REPUBLIKA.CO.ID, -- Teluk Ekas yang terletak di Kecamatan Jerowaru, Lombok Timur, NTB, terkenal dengan keindahan pantai, kekayaan kuliner, dan budidaya lobsternya. Ratusan pembudidaya lobster, udang, dan ikan tumbuh pesat di Teluk Ekas meski di tengah pandemi covid-19.
Rumawe, Ketua Kelompok Perikanan Pandan Wangi (Pokdakan) Desa Ekas Buana, mengatakan gairah warga lokal untuk membudidayakan ikan, udang, dan lobster semakin tinggi dengan adanya dukungan kuat pemerintah dan BUMN untuk memajukan usaha mereka.
Dukungan itu, kata Rumawe, diberikan dalam bentuk permodalan dan perbaikan alat budidaya termasuk tambak apung di wilayah Teluk Ekas.

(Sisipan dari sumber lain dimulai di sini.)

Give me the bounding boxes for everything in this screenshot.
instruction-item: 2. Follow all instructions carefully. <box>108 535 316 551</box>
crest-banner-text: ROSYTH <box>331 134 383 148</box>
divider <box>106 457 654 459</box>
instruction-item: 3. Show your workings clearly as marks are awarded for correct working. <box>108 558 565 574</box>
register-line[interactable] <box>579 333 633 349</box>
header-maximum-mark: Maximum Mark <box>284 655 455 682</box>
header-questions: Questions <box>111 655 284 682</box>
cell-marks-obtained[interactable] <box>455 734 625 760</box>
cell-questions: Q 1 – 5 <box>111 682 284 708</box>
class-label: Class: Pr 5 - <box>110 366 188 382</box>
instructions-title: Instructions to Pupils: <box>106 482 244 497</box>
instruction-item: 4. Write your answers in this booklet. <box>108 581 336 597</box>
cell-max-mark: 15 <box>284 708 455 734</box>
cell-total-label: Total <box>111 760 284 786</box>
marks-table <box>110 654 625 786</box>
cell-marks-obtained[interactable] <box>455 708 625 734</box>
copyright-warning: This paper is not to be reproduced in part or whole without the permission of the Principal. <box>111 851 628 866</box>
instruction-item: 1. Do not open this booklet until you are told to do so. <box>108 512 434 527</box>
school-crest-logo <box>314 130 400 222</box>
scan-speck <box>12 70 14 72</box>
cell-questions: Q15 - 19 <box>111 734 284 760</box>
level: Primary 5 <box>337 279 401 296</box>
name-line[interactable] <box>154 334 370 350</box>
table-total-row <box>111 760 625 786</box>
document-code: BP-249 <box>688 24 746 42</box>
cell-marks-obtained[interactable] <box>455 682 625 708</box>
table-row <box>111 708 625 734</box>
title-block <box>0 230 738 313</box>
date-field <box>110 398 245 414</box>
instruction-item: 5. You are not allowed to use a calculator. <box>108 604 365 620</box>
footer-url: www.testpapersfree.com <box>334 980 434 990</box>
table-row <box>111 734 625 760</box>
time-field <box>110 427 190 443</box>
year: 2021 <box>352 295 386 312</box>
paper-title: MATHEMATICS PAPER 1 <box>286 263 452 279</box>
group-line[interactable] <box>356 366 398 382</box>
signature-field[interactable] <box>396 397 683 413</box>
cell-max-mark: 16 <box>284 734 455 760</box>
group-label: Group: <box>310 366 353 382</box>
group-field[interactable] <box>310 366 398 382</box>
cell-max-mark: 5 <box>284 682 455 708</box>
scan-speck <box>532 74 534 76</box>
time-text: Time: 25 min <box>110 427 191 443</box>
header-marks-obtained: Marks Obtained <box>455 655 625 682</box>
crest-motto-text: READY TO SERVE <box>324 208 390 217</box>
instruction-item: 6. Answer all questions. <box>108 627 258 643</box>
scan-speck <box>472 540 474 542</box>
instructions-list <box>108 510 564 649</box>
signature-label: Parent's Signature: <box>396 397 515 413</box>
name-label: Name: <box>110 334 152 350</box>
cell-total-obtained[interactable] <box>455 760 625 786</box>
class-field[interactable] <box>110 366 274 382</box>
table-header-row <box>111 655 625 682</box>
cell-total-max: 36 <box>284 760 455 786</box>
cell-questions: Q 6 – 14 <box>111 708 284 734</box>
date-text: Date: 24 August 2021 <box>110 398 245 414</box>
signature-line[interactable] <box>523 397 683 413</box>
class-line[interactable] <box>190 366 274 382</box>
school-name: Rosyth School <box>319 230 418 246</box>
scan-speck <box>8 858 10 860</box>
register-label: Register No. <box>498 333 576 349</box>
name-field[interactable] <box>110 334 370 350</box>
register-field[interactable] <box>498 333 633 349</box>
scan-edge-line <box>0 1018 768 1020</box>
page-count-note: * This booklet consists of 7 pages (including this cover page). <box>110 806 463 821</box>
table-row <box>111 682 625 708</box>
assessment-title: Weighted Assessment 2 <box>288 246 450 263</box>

"Bisnis budidaya lobster makin bagus dan pembeli dari beberapa negara berdatangan," kata Rumawe yang juga kepala dusun di Desa Ekas Buana, akhir pekan ini saat berbincang di tambak apungnya di Teluk Ekas.
Hasil lobster para pembudidaya di Teluk Ekas diekspor ke Hong Kong, Jepang, Korea, dan negara-negara lainnya. Tentu saja, kata Rumawe, hasil panen udang/lobster mereka pun ikut diserap pasar dalam negeri juga.
Rumawe mengaku memiliki 10 lobang tambak bersama saudara dan pembudidaya lainnya. Paling tidak, setahun sekali mereka menikmati panen lobster.
Rumawe menjelaskan ada tiga segmen budidaya yang umum dilakukan pembudidaya di Lombok Timur
Pertama, ukuran benih bening lobster 10–20 gram dengan waktu pemeliharaan 3–4 bulan.
Kedua, ukuran benih lobster 10–20 gram ke ukuran 100–115 gram, dengan waktu pemeliharaan 6-7 bulan.
Dan ketiga, ukuran benih lobster 115 gram ke 200 gram lebih, dengan waktu pemeliharan 5–6 bulan Waktu Pemeliharaan dari ukuran benih bening lobster sampai dengan ukuran 200 gram dengan waktu pemeliharaan 14–17 bulan.
Pada 2000 sampai 2012 pembudidaya lobster menggunakan benih lobster ukuran 10-20 gr.
Pada 2013, ekspor benih bening lobster terjadi, para pembudidaya kesulitan memperoleh benih lobster untuk dibudidayakan
Rumawe mengaku untuk membangun tambak dengan banyak lobang membutuhkan biaya besar. Belum lagi, biaya membeli benih bening lobster juga tergolong mahal.
"Kami mendapat suntikan dana dari BRI di mana untuk tambak yang saya kelola bersama tim mendapat kredit Rp 50 juta," kata dia.
Rumawe mengakui peran pemerintah dan BUMN dalam hal ini bank BUMN seperti BRI sangat besar dalam memajukan bisnis para pembudidaya.
Apalagi, jelas dia, BRI tidak hanya memberikan kredit kerja tetapi juga ikut membantu membuka pasar dan promosi.
Rumawe membangun restoran apung di tambaknya yang terbuka untuk umum. Biasanya, kata dia, pada saat sebelum pandemi, banyak turis asing seperti dari Korea makan di restoran apungnya yang ditempuh dengan waktu 10 menit dari Pantai Ekas dengan perahu motor.
Selain dapat penghasilan dari panen lobster dan restoran, Rumawe mengatakan para pembudidaya juga mendapat pemasukan dari panen ikan. "Lumayan untuk menutup kebutuhan sehari-hari," kata dia.